While the effectiveness of flu vaccines isn't as high as we've seen with the mRNA COVID-19 vaccines, they do help stop the disease spread and, should you be infected by a flu virus, stop you from getting as sick.

And, of course, a flu vaccine (plus COVID-19 vaccines) will decrease your risk of being co-infected with COVID.

Is being infected with COVID and influenza particularly bad?


Did you know?


  • It takes up to two weeks for the vaccine to be completely effective, so it’s important to get vaccinated before June.
  • Peak flu season is June to September.
  • COVID-19 vaccines do not provide protection against influenza, and flu vaccines don’t protect against COVID-19.
  • If you have been sick with COVID-19, you can receive a flu vaccine as soon as you feel well.

We're yet to see widespread influenza and COVID-19 at the same time in Australia, and overseas data indicates flu co-infection makes up less than 1% of COVID-19 infections (although estimates vary by region).

However, patients with the flu/COVID-19 combo – dubbed "flurona" – are likely to appear as rules and restrictions continue to relax, and this has Dr Rees worried.

"I certainly haven't looked after any patients yet who've had both at the same time, but there is quite a bit of overseas data that suggests that you get much sicker if you have both of them at the same time."

Recently, a study of more than 200,000 people in the UK found patients with COVID-19 and flu had twice the risk of dying than people infected with the COVID-19 virus alone, echoing conclusions drawn by previous studies.

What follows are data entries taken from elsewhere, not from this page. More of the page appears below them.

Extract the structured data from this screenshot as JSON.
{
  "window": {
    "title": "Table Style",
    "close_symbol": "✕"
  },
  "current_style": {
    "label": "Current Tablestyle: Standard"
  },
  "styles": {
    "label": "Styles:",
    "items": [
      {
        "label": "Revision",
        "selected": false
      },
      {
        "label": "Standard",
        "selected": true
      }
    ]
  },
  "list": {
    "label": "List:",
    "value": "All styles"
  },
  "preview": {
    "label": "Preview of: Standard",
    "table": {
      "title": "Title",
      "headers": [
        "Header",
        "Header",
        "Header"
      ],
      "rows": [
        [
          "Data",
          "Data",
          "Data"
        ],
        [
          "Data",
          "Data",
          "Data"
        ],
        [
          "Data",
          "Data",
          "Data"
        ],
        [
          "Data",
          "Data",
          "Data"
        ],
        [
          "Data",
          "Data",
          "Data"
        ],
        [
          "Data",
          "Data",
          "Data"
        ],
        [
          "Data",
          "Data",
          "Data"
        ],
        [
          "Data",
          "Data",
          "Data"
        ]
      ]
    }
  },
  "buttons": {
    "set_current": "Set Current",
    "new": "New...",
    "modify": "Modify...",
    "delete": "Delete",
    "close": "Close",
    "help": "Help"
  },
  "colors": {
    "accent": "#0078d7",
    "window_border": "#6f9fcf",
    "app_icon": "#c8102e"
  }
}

Why can I now get a COVID-19 vaccine and flu shot at the same time?


As we reported in a previous Connect, the Australian Technical Advisory Group on Immunisation (ATAGI) is encouraging people to get both vaccines at the same time.

This is a change from their earlier recommendation of leaving a two-week gap between the two vaccines. That 14-day break between COVID-19 and flu shots was mostly a precaution in case people had a reaction to either vaccine.

Experts urge flu shot


Everyone 6 months and older should get a flu vaccine each year.

Vaccines are the best way to protect against influenza and transmitting it to others. If you have been vaccinated, you can still get the flu but it is generally a less severe illness.

Getting your flu vaccination ahead of the peak flu season will provide the highest level of protection.